My grandfather died of colon cancer. He had gotten cancer once before, in 1988, and it spread from there. In 1990, the symptoms returned, and it spread to his spine. It was too late for radiation to save him. Once it was in his brain, they told him he had 6 months to live. He was dead within that time. My mother and her siblings watched him die that year, and my mother found him the day he died.
He was only 58 years old. That is just 3 years older than my father is right now.
My grandmother had a family history of heart problems, and had a heart attack the year my parents were married in 1987. She had open-heart surgery, a triple-bypass. They grafted veins from her leg into her heart. My mother describes her scars in the hospital as very scary.
In November 1993, she walked to church on an overly cold morning, much like this November. At Sunday mass that day, she had another heart attack. They stopped the service, did CPR, and waited for the paramedics.
It was a massive heart attack, and they never got her back. She was only 61 years old.
Both of them died from health issues related to tobacco. My grandfather smoked cigarettes and a pipe for more than 40 years. He didn’t stop smoking either time he found out he had cancer. It made him dizzy as the end neared. And when he asked for cigarettes on his deathbed, my mother hated to give them to him. My grandma lived in secondhand smoke their entire marriage, for 36 years.
Both colon cancer, among many other kinds of cancer, and heart problems have been directly tied to cigarette smoke.
My mother was raised in smoke. Everybody did it back then. She didn’t really dislike it until she moved out, and then her parents died.
“I just wish that there never was such a thing as smoking. That there was no vice like that, because so many people are addicted, and it took such a toll on their health. And I really resent the fact that I’ve grown up most of my life without my parents,” my mother said.
“I was 28 when my dad died and 31 when my mom died. I remember feeling like, even though I was an adult, like an orphan. I’m only in my 20’s, why would I lose both my parents within 2 and a half years?”
“I do think that smoking definitely had something to do with it. It had to have caused some of the illness for both of them,” she said.

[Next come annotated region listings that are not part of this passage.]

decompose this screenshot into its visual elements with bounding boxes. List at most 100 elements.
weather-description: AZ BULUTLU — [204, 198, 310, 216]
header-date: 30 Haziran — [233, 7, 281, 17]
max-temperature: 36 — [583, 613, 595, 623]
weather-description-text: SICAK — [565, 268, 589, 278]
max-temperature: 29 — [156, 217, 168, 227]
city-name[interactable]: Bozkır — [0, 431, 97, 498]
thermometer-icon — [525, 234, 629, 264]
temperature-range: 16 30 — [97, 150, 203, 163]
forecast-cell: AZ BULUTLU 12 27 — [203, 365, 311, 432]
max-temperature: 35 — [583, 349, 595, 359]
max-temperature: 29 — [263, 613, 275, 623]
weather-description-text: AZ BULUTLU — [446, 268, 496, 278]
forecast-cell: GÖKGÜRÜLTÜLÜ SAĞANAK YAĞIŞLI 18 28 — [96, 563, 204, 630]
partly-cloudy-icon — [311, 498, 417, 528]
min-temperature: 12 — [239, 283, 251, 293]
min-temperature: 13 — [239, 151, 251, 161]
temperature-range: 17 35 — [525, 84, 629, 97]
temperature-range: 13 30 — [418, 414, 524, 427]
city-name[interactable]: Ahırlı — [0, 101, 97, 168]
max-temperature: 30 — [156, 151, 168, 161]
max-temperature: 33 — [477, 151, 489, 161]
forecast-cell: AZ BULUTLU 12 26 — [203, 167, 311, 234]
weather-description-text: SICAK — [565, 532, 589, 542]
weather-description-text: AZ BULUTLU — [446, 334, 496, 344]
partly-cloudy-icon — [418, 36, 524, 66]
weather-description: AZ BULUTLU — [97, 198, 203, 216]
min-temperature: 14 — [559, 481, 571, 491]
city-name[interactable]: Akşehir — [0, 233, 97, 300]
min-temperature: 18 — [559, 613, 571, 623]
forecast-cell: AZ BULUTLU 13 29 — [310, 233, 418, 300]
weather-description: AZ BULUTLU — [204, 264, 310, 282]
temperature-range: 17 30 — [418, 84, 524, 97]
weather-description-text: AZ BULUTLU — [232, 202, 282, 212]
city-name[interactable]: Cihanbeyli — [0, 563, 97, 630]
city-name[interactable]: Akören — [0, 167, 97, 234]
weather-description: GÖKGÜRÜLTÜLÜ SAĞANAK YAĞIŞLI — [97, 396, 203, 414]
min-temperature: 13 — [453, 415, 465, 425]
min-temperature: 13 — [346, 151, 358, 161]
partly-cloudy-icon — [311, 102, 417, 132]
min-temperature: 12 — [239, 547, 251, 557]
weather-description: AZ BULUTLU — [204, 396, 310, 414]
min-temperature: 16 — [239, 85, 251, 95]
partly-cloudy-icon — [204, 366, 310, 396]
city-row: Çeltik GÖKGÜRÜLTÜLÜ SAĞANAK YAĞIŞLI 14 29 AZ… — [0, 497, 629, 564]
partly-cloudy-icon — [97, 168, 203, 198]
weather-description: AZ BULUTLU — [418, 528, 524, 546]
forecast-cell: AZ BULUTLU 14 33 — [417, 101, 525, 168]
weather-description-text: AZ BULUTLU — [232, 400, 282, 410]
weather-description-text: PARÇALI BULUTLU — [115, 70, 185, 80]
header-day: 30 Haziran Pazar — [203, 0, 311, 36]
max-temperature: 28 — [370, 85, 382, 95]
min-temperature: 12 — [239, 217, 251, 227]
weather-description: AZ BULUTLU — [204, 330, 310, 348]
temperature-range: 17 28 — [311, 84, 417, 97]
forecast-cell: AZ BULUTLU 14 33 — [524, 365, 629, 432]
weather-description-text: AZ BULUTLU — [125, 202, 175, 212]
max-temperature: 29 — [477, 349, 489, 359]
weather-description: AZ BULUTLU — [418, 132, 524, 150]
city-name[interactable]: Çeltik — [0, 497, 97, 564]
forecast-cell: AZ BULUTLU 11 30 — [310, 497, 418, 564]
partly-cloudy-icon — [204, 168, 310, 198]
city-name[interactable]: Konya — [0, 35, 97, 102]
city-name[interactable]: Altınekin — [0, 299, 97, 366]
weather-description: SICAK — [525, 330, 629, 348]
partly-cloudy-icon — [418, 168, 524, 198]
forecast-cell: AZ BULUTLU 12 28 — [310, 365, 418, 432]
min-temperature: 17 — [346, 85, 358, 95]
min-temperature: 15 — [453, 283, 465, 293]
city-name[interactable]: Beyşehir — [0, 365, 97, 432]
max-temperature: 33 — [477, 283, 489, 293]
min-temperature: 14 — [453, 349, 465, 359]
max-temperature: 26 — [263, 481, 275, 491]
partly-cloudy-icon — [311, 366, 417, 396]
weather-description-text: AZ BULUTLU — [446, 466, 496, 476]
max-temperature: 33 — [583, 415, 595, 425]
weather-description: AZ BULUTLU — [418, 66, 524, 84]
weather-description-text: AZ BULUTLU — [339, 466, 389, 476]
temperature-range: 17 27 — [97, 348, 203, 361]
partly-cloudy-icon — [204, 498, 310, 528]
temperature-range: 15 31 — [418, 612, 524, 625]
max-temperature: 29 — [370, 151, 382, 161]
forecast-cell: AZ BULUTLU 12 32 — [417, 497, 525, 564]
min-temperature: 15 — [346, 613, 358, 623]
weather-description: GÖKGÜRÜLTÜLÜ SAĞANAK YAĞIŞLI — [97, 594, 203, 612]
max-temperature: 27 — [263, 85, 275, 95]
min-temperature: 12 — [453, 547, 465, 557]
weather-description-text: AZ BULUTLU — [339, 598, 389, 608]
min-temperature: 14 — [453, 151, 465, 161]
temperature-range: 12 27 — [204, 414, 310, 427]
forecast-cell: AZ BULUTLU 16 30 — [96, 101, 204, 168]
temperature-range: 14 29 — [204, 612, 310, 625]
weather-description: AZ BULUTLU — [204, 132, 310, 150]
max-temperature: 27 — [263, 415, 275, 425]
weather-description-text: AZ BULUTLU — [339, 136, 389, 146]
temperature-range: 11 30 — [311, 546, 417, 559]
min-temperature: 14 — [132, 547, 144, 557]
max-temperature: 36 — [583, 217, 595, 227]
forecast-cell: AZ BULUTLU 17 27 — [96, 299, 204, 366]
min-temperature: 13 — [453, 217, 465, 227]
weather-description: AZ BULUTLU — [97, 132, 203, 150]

Tobacco use is the #1 cause of preventable disease and death across the world. And according to the American Lung Association, its effects claim 393,000 American lives each year.
More than 20 million people have died from smoking and secondhand smoke in the past 50 years, and most of you probably have a story of loved ones lost, like my family’s.
2014 marked 50 years of progress. 50 years since the Surgeon General came out against smoking. And we’ve done a lot. According to new reports from the Surgeon General, half as many American adults smoke. And Yale University research estimates that 8 million people’s lives have been saved because of it.
But 42 million American adults and more than 3.5 million middle and high school students still smoke. Which is why it’s time for you to take a stand for yourself and your family.
My mom has always pushed that my brother and I never pick up smoking. We have been lucky, but not everyone learns the legacy tobacco has had on their family.
Talk to your kids. Make sure that they know not only the dangers, but also that this can affect them. It is not some far-off stat that could never happen to them. Share your stories and the stories of those who can’t.
Make a plan to quit. Get ready, and take action. Don’t put off your health and your future. Start a new family legacy of quitting tobacco.
Find resources to help you quit at the American Cancer Association.
Health Alliance members can use our Quit For Life stop smoking program, which had helped more than 2 million people over the past 30 years. For more information, visit QuitNow.net or call 1-866-QUIT-4-LIFE (1-866-784-8454).
Your healthy change starts taking effect right now. Don’t put it off.
*All statistics are from the American Lung Association and the American Cancer Association. My mother’s name is Mary Kay Shields, and I thank her for giving me permission to share our family’s story. I cannot imagine having to go the rest of my life without her or my father.